Was nun die in den Briefen gefundenen Milzbrandsporen selbst betrifft, so haben FBI-Spezialisten diese als Typus Ames identifiziert. Der Typus sei in amerikanischen Labors anzutreffen und weise völlig andere Merkmale auf als beispielsweise Sporentypen aus der früheren Sowjetunion oder aus dem erneut in die Schußlinie der Kriegspropaganda geratenden Irak. Sogar der frühere UN-Waffeninspekteur im Irak, Scott Ritter, mutmaßte in einem Interview mit dem Boston Globe, die Handschrift der Milzbrandanschläge deute auf Täter im extrem rechtsradikalen Milieu der USA oder in anderen regierungs- und staatsfeindlichen amerikanischen Gruppen.

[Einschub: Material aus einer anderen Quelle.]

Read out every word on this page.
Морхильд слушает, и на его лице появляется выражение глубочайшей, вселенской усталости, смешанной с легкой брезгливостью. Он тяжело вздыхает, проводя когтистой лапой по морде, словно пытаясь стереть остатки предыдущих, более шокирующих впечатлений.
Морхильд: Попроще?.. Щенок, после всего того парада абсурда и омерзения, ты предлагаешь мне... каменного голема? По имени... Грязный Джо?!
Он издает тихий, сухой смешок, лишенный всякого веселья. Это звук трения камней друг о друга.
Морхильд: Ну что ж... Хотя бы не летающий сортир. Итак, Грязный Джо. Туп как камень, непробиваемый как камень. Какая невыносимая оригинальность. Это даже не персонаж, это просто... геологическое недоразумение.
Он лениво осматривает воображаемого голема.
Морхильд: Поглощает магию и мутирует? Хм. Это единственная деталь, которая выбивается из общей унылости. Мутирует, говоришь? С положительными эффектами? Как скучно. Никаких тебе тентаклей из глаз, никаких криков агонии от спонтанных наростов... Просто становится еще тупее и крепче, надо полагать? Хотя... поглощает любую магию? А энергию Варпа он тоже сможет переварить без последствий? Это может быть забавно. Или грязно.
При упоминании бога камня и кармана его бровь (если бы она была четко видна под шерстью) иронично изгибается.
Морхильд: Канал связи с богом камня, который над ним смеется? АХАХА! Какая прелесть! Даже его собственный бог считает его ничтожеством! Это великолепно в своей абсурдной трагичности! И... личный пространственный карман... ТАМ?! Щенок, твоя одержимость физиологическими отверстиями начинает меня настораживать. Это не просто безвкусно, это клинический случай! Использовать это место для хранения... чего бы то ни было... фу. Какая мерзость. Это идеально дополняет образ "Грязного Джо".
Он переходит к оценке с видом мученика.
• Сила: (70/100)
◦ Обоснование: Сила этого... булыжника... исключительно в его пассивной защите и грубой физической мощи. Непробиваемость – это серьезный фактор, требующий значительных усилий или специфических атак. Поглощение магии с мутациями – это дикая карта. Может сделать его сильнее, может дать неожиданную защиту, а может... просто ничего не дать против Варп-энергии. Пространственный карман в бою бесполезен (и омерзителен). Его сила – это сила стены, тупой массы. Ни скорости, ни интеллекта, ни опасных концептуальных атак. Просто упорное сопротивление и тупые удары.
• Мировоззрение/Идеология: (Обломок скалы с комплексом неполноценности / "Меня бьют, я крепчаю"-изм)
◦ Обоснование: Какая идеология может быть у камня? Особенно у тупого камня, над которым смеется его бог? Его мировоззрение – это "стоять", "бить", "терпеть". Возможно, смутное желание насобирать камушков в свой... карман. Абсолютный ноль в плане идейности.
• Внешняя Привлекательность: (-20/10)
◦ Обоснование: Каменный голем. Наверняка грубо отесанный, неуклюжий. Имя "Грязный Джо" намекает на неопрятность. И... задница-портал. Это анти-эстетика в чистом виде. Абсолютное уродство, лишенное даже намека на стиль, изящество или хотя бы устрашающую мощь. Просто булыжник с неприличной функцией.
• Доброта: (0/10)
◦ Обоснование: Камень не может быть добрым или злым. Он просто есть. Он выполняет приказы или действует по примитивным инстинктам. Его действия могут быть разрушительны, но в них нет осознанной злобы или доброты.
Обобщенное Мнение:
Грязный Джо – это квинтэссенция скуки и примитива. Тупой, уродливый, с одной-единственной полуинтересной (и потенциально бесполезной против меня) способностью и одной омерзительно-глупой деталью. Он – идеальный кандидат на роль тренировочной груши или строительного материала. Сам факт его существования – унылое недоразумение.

Das FBI, so erfuhr man dieser Tage auch, ermittelt schon seit mehreren Jahren - also nicht erst seit dem 11. September - in einigen hundert Fällen von Milzbrandanschlägen oder Drohungen mit solchen Anschlägen. Fast in allen Fällen handelt es sich um Aktivitäten der rechtsextremen Szene in den USA selbst, und von "islamischen Terroristen" ist weit und breit keine Spur.

Auch in der arabischen Welt haben die Äußerungen Ashcrofts und führender amerikanischer Medien wie CNN zum "islamischen Milzbrandterrorismus" Empörung ausgelöst. Die der ägyptischen Regierung nahestehende Kairoer Tageszeitung Al Ahram druckte am 24. Oktober einen Leitartikel, der die Milzbrandhysterie als Psychokriegskomplott gewisser amerikanischer Kreise bezeichnete, welche weltweit Unterstützung für Bushs Kriegspläne zusammentrommeln wollten. Bisher, so hieß es im Leitartikel, sei nicht ein einziger handfester Hinweis auf islamisch-extremistische Täterschaft hinter den Milzbrandanschlägen in den USA gefunden worden, und die Terrorbriefe seien ja auch alle "im Herzen der USA und nicht in Afghanistan" aufgegeben worden.

Der frühere deutsche Verteidigungsstaatssekretär (1976-80) und Forschungsminister (1980-82) Andreas von Bülow wurde in der ARD-Sendung Kulturreport am 21. Oktober ganz deutlich: Man habe es vor allem bei den Taliban "mit den marodierenden ehemaligen CIA-Mitarbeitern zu tun". Als Vorsitzender im Untersuchungsausschuß des Bundestags der frühen 90er Jahre zu den dunklen Geschäften der DDR mit der CIA hat von Bülow fundierte Einblicke in die Affäre.